While there has been a lot of improvement in infrastructure, a continuous decline in learning levels is seen since the right to education act (RTE) has been implemented, the report says. Despite levying a tax to fund education and enacting a law, the government has failed to improve learning levels for children in rural India’s educational system, the report said. The report, released by deputy chairman of planning commission Montek Singh Ahluwalia on 15 January, covered 5,69,664 children from 15,941 villages of 550 districts across the country.

According to the report, there has been no significant improvement since last year in children’s ability to read. Nationally, the proportion of children in class III who can read class I-level text increased slightly to 40.2 per cent in 2013 from 38.8 per cent in 2012. But this increase came mainly from improvement of children’s enrollment in private schools. But the proportion of government schoolchildren who are able to read this text remains unchanged from 2012 – it still hovers around 32 per cent, according to the report.
States that show steady improvement in reading ability since 2009 are Jammu and Kashmir and Punjab.

‘Many of us call the RTE Act as the right to school act. Enrollment has increased; infrastructure has improved – there is a school within walking distance in 99 per cent of villages. (But) the problem is the declining learning levels,’ Madhav Chavan, chief executive and president of Pratham Education Foundation, said at the event held to inaugurate the report. He added that the pressure on a teacher to complete the syllabus in an academic year and continuous comprehensive evaluation (CCE) are perhaps the reasons behind poor learning outcomes. Specifying that the results are disappointing, the planning commission deputy chairman said it would be interesting to see the outcomes in urban areas. ‘If the result of the urban areas is also bad, then it is a disaster. But if it is not then we can say that the national average is not that bad,’ Ahluwalia said. ‘Apart from the two per cent tax, there is also now two per cent corporate social responsibility (that companies have to mandatorily spend under the new law). I am sure corporate houses would be interested to invest in this sector.’

Preference for private schooling continues among villagers. The report also highlights the increasing preference of people to educate their children in private schools even in rural areas. Nationally, 29 per cent of children in rural areas are enrolled in private schools, but the per centage is very high in some states. In Manipur, the report points out, more than 70 per cent children in rural areas are enrolled in private schools, while the figure is more than 68 per cent for Kerala.

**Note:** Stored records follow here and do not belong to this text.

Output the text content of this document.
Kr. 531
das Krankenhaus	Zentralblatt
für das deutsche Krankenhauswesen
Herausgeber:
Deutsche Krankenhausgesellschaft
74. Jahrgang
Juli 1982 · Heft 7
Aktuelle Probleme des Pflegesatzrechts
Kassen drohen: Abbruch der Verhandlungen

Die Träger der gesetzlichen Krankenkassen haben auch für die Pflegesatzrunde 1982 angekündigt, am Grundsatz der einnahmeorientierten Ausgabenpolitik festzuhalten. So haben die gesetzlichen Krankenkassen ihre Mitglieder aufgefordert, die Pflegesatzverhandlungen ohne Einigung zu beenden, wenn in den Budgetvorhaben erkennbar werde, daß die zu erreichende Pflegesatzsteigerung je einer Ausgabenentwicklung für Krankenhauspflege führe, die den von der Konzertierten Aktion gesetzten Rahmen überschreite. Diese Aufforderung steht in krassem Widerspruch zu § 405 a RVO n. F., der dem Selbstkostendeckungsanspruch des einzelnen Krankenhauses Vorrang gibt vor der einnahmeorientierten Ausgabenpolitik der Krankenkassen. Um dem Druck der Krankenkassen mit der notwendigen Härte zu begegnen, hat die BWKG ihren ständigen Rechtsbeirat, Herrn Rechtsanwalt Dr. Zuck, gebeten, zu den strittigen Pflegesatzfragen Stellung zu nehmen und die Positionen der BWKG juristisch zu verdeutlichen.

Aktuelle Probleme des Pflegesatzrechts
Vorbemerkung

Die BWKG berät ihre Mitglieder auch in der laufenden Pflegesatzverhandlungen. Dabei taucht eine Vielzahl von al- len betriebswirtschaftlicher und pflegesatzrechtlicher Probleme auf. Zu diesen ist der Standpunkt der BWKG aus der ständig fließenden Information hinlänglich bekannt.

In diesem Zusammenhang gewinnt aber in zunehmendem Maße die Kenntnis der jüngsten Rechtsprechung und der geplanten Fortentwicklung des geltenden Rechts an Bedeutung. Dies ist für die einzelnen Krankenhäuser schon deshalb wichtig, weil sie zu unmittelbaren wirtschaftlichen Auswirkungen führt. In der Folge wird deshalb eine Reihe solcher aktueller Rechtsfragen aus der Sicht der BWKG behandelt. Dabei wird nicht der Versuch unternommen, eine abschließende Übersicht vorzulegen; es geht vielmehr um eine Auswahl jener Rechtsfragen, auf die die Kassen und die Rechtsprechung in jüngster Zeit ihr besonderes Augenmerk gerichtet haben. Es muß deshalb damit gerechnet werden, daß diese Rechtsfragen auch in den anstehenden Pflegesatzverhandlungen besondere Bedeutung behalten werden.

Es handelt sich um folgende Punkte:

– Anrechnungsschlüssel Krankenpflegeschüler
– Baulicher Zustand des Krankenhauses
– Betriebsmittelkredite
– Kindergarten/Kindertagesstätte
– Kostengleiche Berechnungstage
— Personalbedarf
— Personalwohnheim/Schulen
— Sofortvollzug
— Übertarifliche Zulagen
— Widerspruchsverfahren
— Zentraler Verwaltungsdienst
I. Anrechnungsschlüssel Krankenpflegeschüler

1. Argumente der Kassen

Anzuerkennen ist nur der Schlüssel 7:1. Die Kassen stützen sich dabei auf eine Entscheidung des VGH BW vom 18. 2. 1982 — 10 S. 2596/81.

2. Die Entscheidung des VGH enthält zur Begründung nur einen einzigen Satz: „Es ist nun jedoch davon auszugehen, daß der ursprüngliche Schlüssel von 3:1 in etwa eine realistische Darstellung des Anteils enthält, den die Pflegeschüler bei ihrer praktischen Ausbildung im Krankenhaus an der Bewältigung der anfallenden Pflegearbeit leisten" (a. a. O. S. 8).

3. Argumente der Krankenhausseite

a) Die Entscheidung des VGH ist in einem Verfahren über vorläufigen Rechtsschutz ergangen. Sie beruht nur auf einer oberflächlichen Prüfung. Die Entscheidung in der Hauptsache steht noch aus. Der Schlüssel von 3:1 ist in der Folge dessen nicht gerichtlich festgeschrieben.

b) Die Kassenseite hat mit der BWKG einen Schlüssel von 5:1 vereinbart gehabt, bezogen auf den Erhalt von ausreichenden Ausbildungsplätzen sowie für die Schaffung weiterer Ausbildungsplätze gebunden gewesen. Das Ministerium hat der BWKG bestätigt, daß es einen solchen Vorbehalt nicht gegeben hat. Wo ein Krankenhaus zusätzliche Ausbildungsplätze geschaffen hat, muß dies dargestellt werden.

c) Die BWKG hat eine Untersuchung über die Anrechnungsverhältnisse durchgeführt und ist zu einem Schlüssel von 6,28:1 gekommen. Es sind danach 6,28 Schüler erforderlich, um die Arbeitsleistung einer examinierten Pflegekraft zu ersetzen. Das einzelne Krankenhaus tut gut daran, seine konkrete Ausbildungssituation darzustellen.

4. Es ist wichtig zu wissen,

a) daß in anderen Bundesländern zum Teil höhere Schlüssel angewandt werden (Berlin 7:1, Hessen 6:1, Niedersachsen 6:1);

The top two states are followed by Puducherry (with 54.3 per cent students in rural areas enrolled in private educational institutions), Haryana (51.4 per cent) and Uttar Pradesh (49 per cent).
The corresponding 2012 figure nationally was 28.39 per cent, while it was 66.53 per cent for Manipur, 61.82 per cent in Kerala, 46.11 per cent for Puducherry, 52.16 per cent for Haryana, and 50.05 per cent in case Uttar Pradesh.

The good news, the report says, is that facilities have improved in recent years in most schools – more schools now provide midday meals, and have drinking water facilities and useable toilets, including those for girls, within the premises. The report found that there has been a significant increase in the proportion of schools with usable toilets – up from 47.2 per cent in 2010 to 62.6 per cent in 2013. Also, nationally, mid day meal was served on the day of the visit in 87.2 per cent schools, the report says.
The proportion of schools that comply with RTE student-teacher ratio norms has increased to 45.3 per cent in 2013 – up from 38.9 per cent in 2010. Also, the per centage of schools with no drinking water facility has declined from 17 per cent in 2010 to 15.2 per cent in 2013. In seven states, including Uttar Pradesh, Bihar and Punjab, more than 80 per cent schools visited had the facility, and drinking water was also available.